Medical Device Giant Hit by Iran-Linked Cyberattack as Lawsuits Mount Over Failed Security

PORTAGE, Mich. — A suspected Iran-linked cyberattack has struck Stryker Corporation, exposing sensitive employee data and sparking multiple lawsuits alleging the company failed to implement adequate cybersecurity measures. The Portage-based medical technology giant, a global leader in surgical and medical equipment, became the latest target of what experts are calling a sophisticated state-sponsored hacking campaign.

The Attack and Its Impact

According to recent federal court filings, Stryker was targeted by the Iranian hacker group Handala in a March 11 cyberattack that disrupted the company's systems worldwide. The attack forced office closures at Stryker facilities around the globe and kept some employees out of work for over a week, according to company statements and employee accounts.

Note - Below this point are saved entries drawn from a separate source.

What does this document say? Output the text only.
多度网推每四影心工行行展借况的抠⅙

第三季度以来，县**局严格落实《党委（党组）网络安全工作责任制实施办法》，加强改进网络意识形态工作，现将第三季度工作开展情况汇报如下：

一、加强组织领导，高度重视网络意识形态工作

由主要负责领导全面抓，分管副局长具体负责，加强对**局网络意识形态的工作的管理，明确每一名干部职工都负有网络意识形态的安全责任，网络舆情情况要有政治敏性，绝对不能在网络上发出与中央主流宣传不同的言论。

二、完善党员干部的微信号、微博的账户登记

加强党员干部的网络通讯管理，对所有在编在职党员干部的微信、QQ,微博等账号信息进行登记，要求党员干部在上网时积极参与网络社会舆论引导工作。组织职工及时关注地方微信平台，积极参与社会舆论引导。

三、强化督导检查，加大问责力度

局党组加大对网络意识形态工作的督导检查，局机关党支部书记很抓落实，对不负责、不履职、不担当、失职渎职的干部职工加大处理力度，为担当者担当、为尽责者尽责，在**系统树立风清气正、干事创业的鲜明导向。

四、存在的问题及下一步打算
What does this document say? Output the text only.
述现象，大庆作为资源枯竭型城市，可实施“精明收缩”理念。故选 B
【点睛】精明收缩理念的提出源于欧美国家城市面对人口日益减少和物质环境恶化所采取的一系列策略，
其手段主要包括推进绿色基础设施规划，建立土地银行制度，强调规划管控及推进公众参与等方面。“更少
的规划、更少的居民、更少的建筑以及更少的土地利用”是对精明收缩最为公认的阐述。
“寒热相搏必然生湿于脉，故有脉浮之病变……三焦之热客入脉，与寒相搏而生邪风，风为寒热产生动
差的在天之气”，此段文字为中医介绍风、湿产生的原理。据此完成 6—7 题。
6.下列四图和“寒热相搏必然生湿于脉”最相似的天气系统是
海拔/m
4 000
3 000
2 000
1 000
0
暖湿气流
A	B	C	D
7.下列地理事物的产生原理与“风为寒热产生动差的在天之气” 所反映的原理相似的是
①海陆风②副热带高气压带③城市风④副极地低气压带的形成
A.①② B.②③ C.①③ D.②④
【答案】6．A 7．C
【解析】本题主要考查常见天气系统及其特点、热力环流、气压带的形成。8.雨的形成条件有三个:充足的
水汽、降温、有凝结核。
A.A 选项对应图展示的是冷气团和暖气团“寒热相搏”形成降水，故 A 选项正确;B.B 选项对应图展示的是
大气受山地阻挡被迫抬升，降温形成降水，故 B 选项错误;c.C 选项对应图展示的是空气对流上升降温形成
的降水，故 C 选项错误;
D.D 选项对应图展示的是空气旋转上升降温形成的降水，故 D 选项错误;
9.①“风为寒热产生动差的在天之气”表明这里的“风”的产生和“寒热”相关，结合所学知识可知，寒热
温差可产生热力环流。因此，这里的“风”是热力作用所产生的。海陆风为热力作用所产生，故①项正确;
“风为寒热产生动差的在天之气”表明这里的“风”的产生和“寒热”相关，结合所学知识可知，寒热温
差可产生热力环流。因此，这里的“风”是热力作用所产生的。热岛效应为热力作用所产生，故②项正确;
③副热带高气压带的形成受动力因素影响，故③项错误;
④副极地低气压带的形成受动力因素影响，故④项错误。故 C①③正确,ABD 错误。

One lawsuit alleges that the malicious actor claimed to wipe data from over 200,000 servers, mobile devices, and other systems across Stryker's operations, extracting approximately 50 terabytes of critical data. The company has since confirmed that the breach is now contained and is working around the clock to restore manufacturing capabilities.

Lawsuits Filed Over Data Exposure

Four separate lawsuits have been filed in federal court against Stryker in the days following the hack. The plaintiffs, including current employee Dax Dodge along with three other workers, argue that the company's security practices put employees at serious risk.

The Dodge lawsuit states that before the data breach, the personal information of current and former employees was private. Now, according to the complaint, that information is "forever exposed and unsecure." The lawsuit asks for attorney fees, payment for damages, and a jury trial.

The legal actions raise questions about the scope of the attack, the adequacy of Stryker's cybersecurity measures, and how long the threat may have gone undetected. While Stryker has stated the hack is contained, plaintiffs argue the safeguards in place were insufficient.

Experts Sound the Alarm

Rich Miller, CEO of Stack Cybersecurity in Livonia, says the breach appears severe and the risks to employee information are significant.

"It is very serious. In fact, there was just a class action lawsuit filed against Stryker," Miller stated. "There were four leak sites seized by the FBI today, and you don't have leak sites if you didn't gain any information."

Miller explained that personal and health information, including Social Security numbers and other identifiable information, could easily be exploited. When you have a pool of thousands of names to target, one individual could face identity theft, medical fraud, or other financial harm.

The lawsuits propose the case as a class action, alleging at least 100 people were affected. The court has not yet approved any of the filings as class actions.

What We Know So Far

The cyberattack occurred on March 11, 2026, and the FBI took down websites associated with the suspected hacker group Handala over the weekend. The company confirmed that a threat actor was able to infiltrate its systems and hid their activity behind a malicious file, prompting an internal investigation and system restoration.

On Monday, March 23, Stryker announced that the hack was contained. The company stated, "We are working closely with our global manufacturing sites as operations continue to stabilize. Manufacturing capability is ramping quickly as critical lines and plants are brought back online, prioritizing patient needs."

This is the first priority of the entire organization, according to Stryker's latest statement.

The Broader Cybersecurity Context

This incident highlights the growing threat of state-sponsored cyberattacks targeting American businesses. The State Department recently opened a Bureau of Emerging Threats to address these challenges, but experts warn that more aggressive action is needed.

The exposure of one's Personally Identifiable Information to cybercriminals is a bell that cannot be unrung, according to one of the lawsuits. Social Security numbers alone can be purchased on the dark web for as little as $5 to $10 each, making them highly valuable to criminal networks.

What Happens Next

The court has not yet approved any of the filings as class actions, and the case will proceed through the legal system. Stryker has declined to comment on the legal matters, citing company policy.

The lawsuits will likely explore whether Stryker failed to implement industry-standard cybersecurity measures that would have prevented the breach. If successful, these legal actions could set important precedents for cybersecurity liability in the corporate world.

For now, Stryker continues its 24/7 effort to restore operations while prioritizing patient needs across its medical device manufacturing facilities. The company's ability to quickly bring critical lines back online demonstrates the resilience of its operations, even in the face of sophisticated cyber threats.